今天你可是实实在在给妈分担了,他们偷懒耍滑,妈心里能没数?这叫实干出真知。
”赵庆海肩膀放松了点,伸手握住我放在他肩膀上的手,
但声音还是闷闷的:“那也不能总这样……”“当然不能总这样!”我顺势坐下,
握着他的手,眼神诚恳,“所以咱们得把身体养好,把日子过好。等咱们家条件上去了,
给妈买好吃的、好穿的,那才是真孝顺。光使傻力气,把自己家累垮了,
妈到时候还得操心咱们,那不是更不孝?”这一套“孝顺辩证法”下来,赵庆海有点晕,
但又觉得好像很有道理,迟疑地点点头。安抚好丈夫,儿女又开始作妖了。
儿子赵新阳在屋里摔摔打打:“妈我饿了!晚上爸做的饭不好吃!”要是以前,
我肯定愧疚地跑去煮面条。现在,我动都没动,只抬高声音:“新阳啊,妈现在头晕,
还恶心想吐。柜子里有饼干,你先垫垫。你也高一了,要不试试自己煮个面?妈教你,
先把水烧开……”“算了算了!麻烦!”赵新阳不耐烦地打断,过了一会儿,
窸窸窣窣翻饼干袋的声音传来。女儿赵新月也开始大喊大叫:“妈!我新裙子弄脏了,
快帮我洗洗!”我捂着胸口,咳嗽两声:“月月,妈也想给你洗啊。可是妈这身子,
实在撑不住。你看,妈这手都在抖。” 我伸出手,故意抖了抖。赵新月还想说什么,
我慢悠悠往卫生间走:“月月你也不是小孩子了,来,我教你用洗衣机。
”赵新月小声跟她哥嘀咕:“妈怎么变得这么懒了……”赵新阳也小声附和:“不仅懒,
还一点苦都不能吃了”我对着镜子,无声地笑了笑。懒?对,我就懒了。
上辈子勤快得把自己命都搭进去,换来什么?这辈子,我就要把“懒”当成一面旗帜,
立起来。吃苦?以前别人都夸我能吃苦,可这哪儿是夸人的话,谁愿意吃谁多吃点,
把我的苦都送给你吃好不好?你们不满?不满就对了,不满才会动,动了,
我才有机会重新划地盘。

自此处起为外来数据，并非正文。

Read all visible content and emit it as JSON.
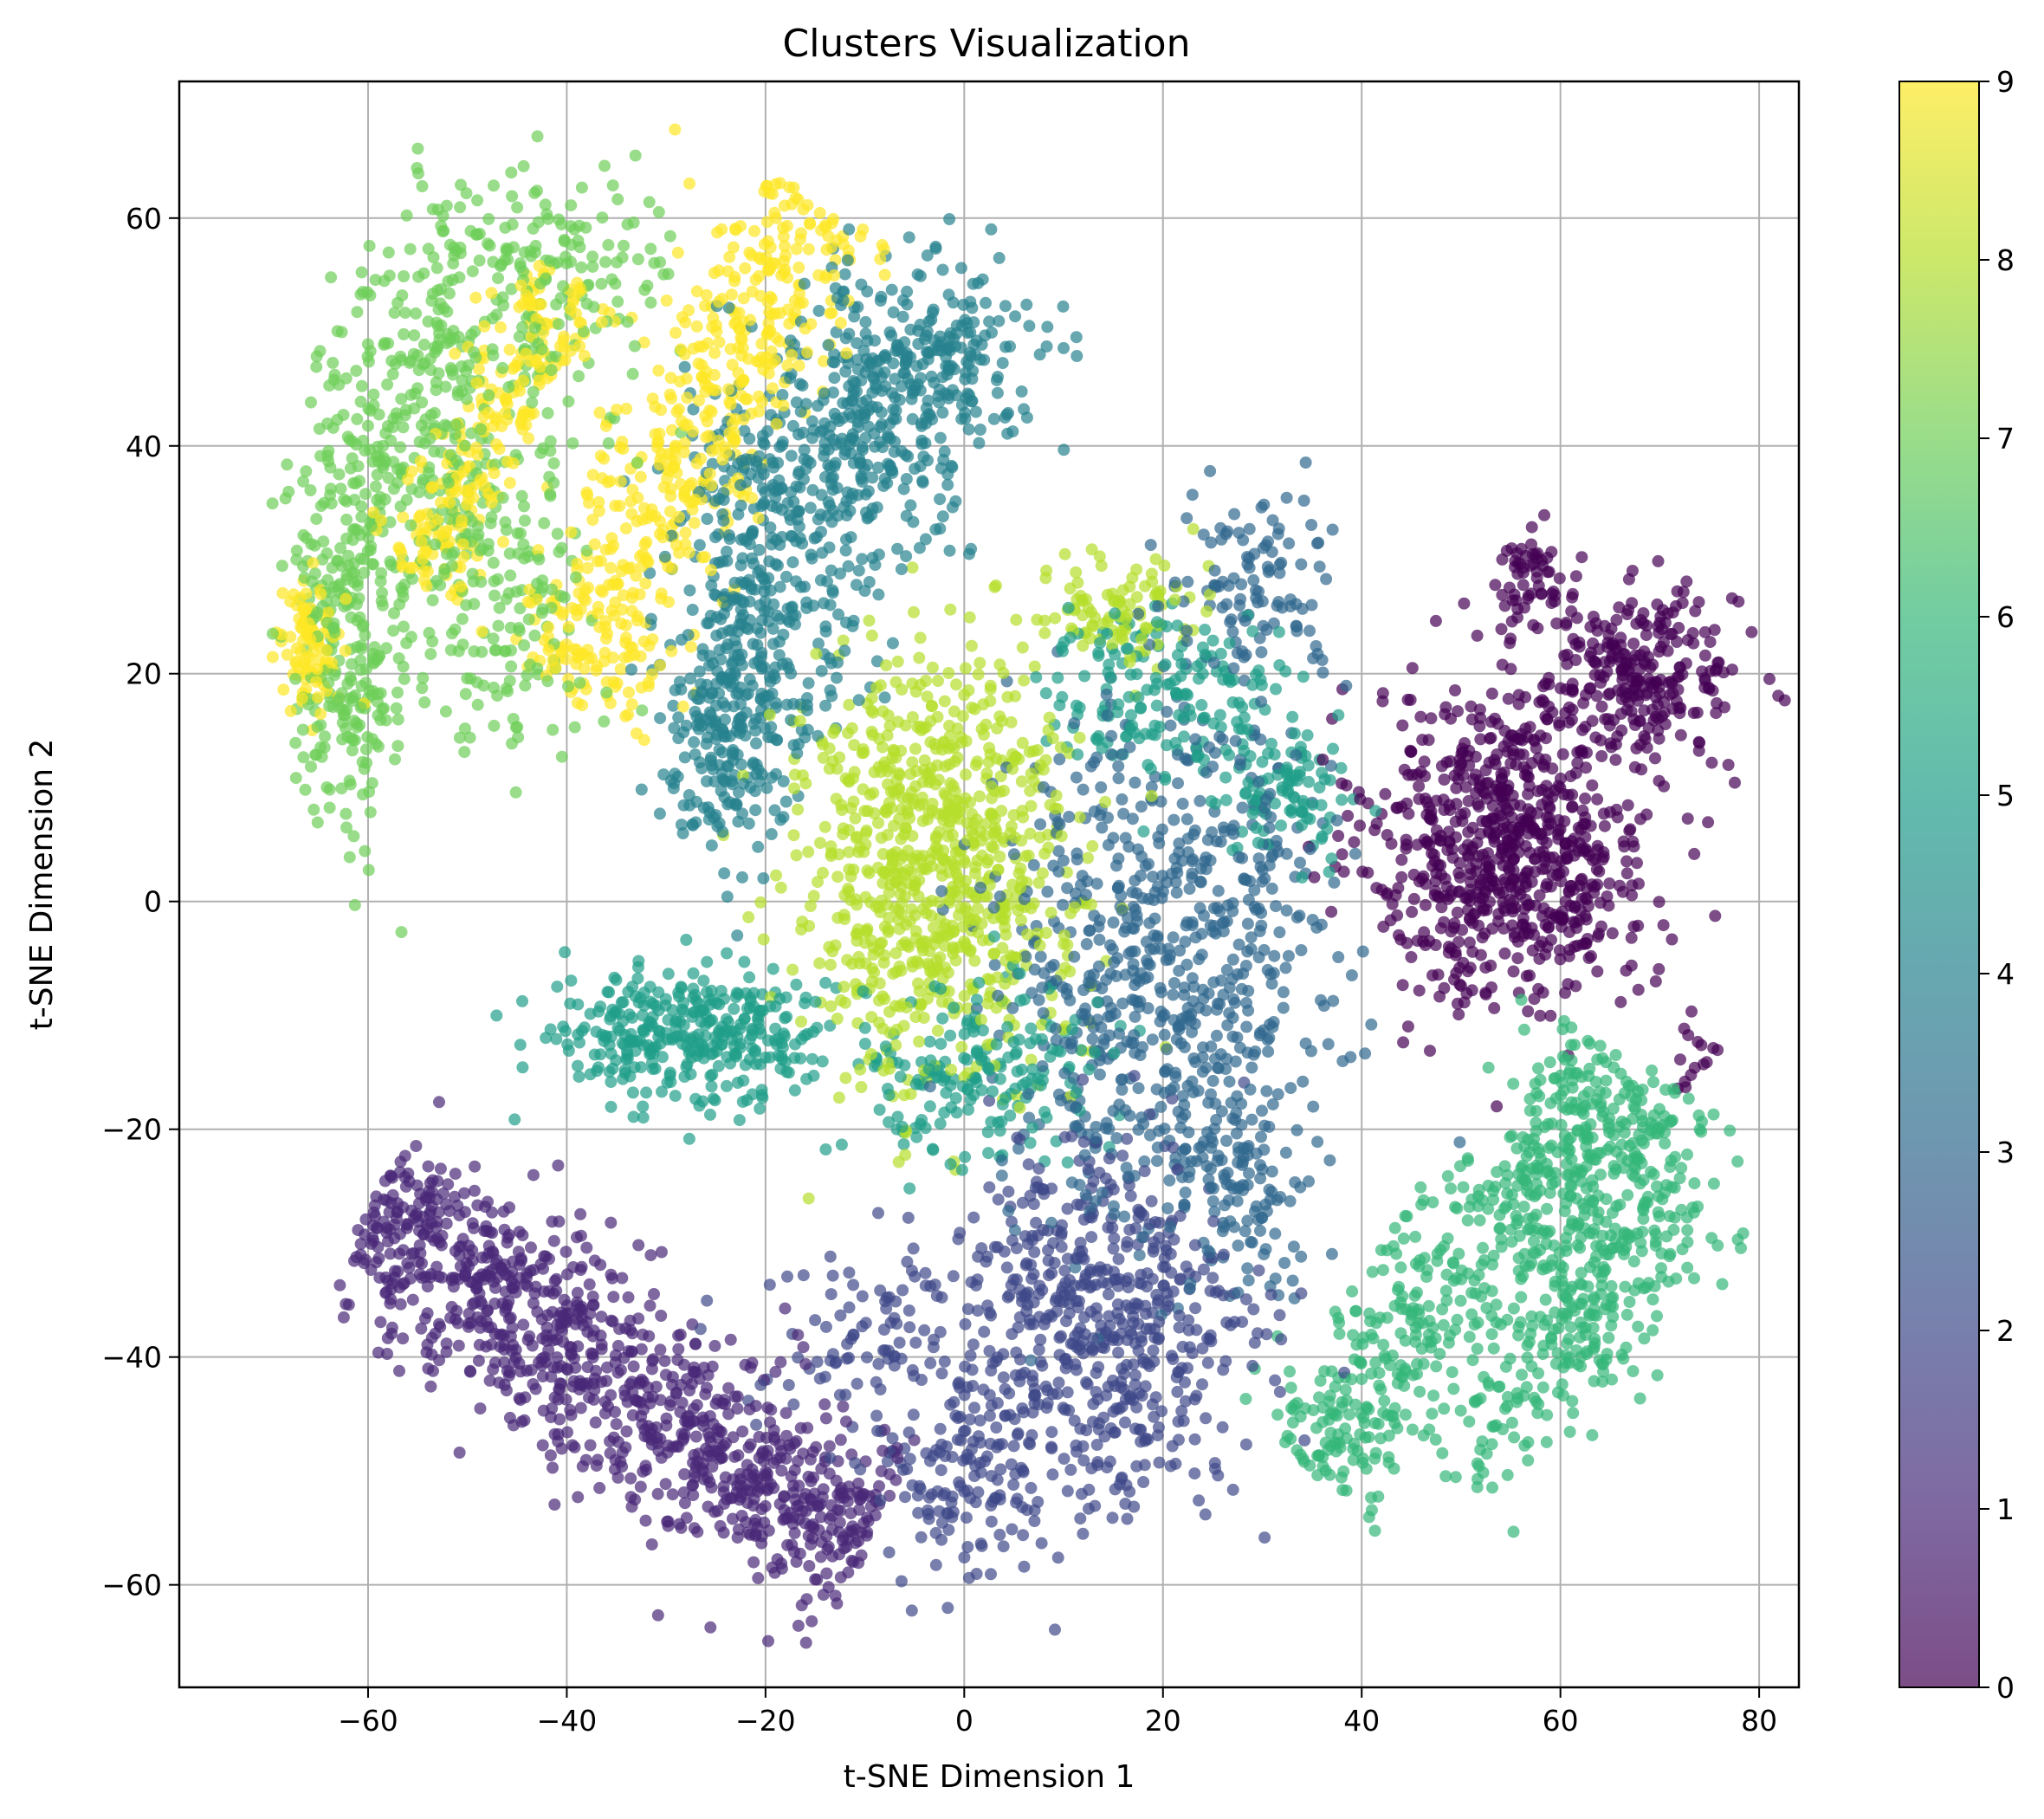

08大年夜小试牛刀后,充分印证了《PUA大师》的威力。
但我意识到,光在家庭内部搞心态转换还不够,经济基础决定上层建筑。上辈子我为什么惨?
没钱,没话语权,付出都被视为廉价。重生回来,最大的财富不是那本书,是“信息差”。
我知道未来什么会火。我知道接下来是互联网的天下,尤其是……“网红”。